William Cormick was born in Tabriz to the Irish physician John Cormick and a local Armenian woman. Having been sent to England at the age of ten in order to gain an education, he was subsequently enrolled into the medical faculty of the University College of London. He received his qualification as a member of the Royal College of Surgeons on 17July 1840. A year later he was admitted into membership of the Society of Apothecaries, as well as being awarded a doctors degree in medicine from St. Andrew's in London.
Career
From 1844 to 1855 Cormick worked as a physician in London and in Paris. He was summoned to Iran, by the then incumbent king Mohammad Shah Qajar, as the second physician to the British mission and to become the personal physician to the king. In 1846 he was appointed as the second physician to the family of Abbas Mirza. Later he became the personal physician to the crown prince and the future king Naser al-Din Shah Qajar, when the latter was given the governorship of Azerbaijan province, which he held for seven months. Upon the ascension of Naser al-din Shah Qajar to the throne in 1848, Cormick travelled with him to Tehran. However, on the decision of the prime minister, Amir Kabir, he was replaced by the French physician Ernest Cloquet. This was part of Iran's policy of avoiding becoming over-dependent on either Russia or Great Britain. Cormick returned to Tabriz, where he lived for the rest of his life, continuing to practice medicine and becoming rich.
The Báb
During the trial of the Báb in Tabriz in July 1848, William Cormick and two Iranian physicians were given the task of certifying whether the former could be classified as mentally incompetent. The governing authorities were reported to be "reluctant" to give the Báb the death sentence.
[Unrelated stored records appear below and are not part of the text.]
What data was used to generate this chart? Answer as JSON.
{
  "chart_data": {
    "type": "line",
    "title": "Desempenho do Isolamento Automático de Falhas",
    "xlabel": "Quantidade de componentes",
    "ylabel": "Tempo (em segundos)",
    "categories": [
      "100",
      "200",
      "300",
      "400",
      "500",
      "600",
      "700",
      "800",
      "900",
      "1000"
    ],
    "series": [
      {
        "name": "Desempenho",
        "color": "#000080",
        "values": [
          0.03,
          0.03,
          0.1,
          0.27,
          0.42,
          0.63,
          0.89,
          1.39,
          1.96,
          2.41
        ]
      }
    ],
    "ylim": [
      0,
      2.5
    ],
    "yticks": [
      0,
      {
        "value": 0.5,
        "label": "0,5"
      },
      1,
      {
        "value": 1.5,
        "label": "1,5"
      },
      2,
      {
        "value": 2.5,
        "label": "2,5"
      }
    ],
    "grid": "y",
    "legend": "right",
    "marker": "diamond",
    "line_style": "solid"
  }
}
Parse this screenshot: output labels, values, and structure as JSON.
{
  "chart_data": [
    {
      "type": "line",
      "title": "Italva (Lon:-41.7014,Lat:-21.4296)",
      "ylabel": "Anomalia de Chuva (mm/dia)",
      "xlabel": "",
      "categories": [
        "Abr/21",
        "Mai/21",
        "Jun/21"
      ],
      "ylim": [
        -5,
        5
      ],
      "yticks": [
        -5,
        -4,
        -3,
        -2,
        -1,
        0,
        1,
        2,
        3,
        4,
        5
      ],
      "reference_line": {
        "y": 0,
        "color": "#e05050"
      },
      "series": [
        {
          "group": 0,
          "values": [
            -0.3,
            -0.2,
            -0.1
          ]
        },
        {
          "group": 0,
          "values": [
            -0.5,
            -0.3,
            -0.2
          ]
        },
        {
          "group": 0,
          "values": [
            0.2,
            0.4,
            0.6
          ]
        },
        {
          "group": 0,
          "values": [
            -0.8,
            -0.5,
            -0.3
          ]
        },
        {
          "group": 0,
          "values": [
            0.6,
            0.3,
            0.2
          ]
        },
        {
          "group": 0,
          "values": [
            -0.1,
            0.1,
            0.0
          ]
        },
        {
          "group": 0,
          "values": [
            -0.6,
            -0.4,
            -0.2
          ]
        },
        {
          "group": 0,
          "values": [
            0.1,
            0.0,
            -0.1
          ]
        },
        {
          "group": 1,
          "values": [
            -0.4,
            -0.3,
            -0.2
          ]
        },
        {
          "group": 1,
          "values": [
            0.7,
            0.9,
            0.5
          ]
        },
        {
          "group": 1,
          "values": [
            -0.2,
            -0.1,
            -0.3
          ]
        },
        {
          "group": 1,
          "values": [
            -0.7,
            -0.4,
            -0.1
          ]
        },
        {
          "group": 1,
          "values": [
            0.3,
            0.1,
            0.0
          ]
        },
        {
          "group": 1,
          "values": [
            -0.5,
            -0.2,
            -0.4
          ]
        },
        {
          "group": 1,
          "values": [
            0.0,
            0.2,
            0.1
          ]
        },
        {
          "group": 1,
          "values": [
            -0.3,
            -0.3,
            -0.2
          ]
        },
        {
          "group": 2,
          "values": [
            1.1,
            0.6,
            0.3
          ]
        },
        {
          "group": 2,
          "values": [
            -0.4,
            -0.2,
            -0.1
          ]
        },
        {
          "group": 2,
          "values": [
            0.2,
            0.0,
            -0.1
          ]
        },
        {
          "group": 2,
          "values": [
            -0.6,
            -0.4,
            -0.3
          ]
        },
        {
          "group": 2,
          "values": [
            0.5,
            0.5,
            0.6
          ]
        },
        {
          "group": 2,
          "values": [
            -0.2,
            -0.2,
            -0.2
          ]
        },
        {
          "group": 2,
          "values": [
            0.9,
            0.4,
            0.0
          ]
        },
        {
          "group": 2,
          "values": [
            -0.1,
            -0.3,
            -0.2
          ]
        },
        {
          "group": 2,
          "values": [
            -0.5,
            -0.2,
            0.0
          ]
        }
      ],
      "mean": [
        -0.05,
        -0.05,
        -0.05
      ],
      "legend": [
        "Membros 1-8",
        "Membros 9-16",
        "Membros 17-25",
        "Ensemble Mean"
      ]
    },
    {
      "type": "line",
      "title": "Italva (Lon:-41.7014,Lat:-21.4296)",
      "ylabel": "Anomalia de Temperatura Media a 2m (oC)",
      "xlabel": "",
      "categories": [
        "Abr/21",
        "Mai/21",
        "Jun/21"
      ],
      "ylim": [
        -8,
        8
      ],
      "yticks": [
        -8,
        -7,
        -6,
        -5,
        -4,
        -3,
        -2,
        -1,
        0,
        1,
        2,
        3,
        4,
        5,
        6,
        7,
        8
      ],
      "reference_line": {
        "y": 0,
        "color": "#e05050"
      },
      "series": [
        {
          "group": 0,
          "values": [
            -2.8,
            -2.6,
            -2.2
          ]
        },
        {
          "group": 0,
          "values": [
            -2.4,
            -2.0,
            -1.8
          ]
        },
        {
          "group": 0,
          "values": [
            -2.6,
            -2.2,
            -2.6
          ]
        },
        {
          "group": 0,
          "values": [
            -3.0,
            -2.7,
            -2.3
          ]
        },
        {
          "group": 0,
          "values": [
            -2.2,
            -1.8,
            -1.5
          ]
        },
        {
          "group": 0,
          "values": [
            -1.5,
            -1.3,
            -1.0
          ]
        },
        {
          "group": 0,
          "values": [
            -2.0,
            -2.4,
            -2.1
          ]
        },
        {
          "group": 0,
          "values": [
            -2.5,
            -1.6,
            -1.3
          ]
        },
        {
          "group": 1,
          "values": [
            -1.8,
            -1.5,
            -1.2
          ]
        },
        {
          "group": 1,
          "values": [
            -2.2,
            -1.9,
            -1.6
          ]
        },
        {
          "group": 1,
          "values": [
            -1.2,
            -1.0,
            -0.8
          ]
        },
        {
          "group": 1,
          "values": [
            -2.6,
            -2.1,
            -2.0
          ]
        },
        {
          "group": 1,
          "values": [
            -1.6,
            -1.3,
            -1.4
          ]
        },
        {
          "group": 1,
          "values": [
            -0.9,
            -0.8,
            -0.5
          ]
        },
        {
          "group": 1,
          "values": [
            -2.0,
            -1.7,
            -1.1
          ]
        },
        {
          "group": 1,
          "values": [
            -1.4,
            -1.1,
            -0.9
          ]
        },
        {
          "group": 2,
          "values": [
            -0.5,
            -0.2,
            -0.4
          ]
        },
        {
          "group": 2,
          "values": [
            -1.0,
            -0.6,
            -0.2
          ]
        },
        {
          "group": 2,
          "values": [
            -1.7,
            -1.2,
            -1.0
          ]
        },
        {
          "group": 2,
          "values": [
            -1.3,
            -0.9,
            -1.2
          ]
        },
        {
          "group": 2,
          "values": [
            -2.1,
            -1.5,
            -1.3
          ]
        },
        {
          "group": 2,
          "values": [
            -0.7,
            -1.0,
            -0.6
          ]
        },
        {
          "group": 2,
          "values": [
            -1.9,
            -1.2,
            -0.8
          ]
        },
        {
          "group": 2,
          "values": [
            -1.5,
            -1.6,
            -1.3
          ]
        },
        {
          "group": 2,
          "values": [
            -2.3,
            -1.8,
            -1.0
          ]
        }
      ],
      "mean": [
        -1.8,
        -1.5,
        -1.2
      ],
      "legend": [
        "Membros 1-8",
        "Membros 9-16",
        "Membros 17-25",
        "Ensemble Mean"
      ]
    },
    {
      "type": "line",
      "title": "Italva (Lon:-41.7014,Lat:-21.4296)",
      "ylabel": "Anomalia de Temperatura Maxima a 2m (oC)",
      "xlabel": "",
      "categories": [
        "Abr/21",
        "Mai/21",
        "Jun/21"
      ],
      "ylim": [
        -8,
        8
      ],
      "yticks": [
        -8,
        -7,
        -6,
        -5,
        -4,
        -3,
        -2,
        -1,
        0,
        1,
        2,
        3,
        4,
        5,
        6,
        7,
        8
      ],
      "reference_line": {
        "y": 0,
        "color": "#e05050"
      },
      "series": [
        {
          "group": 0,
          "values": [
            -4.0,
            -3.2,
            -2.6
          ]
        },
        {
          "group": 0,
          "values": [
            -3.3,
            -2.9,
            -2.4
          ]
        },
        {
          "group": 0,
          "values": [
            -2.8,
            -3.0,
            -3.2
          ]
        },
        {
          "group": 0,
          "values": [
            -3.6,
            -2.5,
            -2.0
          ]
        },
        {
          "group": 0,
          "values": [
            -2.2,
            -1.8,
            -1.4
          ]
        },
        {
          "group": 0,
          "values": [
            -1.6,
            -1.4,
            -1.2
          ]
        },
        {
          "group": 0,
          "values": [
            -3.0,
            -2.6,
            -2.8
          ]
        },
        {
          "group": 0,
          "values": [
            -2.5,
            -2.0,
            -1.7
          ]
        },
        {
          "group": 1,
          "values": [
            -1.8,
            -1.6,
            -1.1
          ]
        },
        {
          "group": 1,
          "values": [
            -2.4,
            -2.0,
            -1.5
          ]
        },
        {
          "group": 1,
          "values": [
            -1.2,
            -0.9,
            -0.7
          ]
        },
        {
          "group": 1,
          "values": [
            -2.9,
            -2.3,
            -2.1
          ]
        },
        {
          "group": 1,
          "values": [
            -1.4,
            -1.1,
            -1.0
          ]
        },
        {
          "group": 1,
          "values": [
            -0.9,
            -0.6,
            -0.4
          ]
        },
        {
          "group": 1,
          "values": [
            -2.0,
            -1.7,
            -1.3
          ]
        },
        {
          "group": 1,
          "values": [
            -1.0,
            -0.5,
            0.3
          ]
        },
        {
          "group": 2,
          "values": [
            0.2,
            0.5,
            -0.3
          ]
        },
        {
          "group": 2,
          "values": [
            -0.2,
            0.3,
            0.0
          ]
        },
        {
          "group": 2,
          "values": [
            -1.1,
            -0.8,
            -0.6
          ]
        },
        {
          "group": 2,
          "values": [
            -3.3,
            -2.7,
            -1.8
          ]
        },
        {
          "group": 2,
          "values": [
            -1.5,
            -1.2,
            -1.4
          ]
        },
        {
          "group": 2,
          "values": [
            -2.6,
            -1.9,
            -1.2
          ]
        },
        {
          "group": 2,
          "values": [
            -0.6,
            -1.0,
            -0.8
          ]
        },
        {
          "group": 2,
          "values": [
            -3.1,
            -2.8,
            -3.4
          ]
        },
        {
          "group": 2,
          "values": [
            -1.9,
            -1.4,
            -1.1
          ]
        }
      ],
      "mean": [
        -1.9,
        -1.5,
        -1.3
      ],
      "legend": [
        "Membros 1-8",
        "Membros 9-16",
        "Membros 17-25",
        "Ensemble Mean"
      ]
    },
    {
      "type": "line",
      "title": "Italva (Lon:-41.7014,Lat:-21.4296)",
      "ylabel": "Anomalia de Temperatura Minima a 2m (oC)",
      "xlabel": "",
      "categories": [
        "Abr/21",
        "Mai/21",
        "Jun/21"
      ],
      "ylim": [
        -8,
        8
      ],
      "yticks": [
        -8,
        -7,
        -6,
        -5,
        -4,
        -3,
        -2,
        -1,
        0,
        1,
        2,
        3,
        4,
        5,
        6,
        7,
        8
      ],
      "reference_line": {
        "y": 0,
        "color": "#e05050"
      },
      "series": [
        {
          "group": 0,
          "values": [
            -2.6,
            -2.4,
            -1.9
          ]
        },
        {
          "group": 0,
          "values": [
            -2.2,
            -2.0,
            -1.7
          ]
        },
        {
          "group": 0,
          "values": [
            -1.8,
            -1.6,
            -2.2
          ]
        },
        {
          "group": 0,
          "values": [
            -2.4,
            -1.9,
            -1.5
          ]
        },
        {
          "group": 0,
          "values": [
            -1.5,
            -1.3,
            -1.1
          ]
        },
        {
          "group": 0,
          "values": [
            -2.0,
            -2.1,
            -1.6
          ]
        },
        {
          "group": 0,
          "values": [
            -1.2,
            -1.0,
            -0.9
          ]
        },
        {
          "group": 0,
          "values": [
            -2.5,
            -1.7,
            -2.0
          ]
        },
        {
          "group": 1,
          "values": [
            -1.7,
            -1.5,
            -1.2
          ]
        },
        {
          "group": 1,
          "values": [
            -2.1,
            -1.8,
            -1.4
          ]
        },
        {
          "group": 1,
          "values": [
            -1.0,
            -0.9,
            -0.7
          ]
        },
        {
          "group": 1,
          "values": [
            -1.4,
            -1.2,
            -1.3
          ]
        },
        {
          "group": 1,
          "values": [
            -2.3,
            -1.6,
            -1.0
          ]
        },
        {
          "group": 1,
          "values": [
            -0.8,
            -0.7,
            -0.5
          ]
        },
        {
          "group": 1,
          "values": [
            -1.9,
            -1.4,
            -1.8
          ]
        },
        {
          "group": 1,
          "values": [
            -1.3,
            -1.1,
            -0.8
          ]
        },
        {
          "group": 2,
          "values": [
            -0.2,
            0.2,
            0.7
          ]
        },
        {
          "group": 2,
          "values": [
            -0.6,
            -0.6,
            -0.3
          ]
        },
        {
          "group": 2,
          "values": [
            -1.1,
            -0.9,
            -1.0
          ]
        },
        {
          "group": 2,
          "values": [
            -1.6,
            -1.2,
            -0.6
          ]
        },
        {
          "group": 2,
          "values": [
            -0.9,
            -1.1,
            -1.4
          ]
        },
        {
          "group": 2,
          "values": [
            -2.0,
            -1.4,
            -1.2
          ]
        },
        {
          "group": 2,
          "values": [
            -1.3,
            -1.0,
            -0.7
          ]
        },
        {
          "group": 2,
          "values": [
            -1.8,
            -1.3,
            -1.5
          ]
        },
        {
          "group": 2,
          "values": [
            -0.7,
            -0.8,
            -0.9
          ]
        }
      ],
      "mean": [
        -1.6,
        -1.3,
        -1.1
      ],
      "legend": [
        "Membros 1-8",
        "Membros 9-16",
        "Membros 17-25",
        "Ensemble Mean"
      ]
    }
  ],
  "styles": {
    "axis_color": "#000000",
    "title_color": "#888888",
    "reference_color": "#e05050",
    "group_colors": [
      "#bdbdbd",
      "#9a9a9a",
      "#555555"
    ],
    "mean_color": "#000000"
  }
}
Cormick, at the request of the Báb, visited him several times as part of the medical treatment for his having been bastinadoed following his trial. This made Cormick the only Westerner recorded as having personally met the Báb. He presented an account of his meetings with the Báb in a letter to an American missionary friend named J. H. Shedd.
Cormick was married to an Armenian woman named Tamar, who was the younger sister of the Armenian wife of Edward Burgess. Cormick died on 30December 1877, and was buried in Tabriz in the same cemetery as his father, brother and nine other Cormick family members.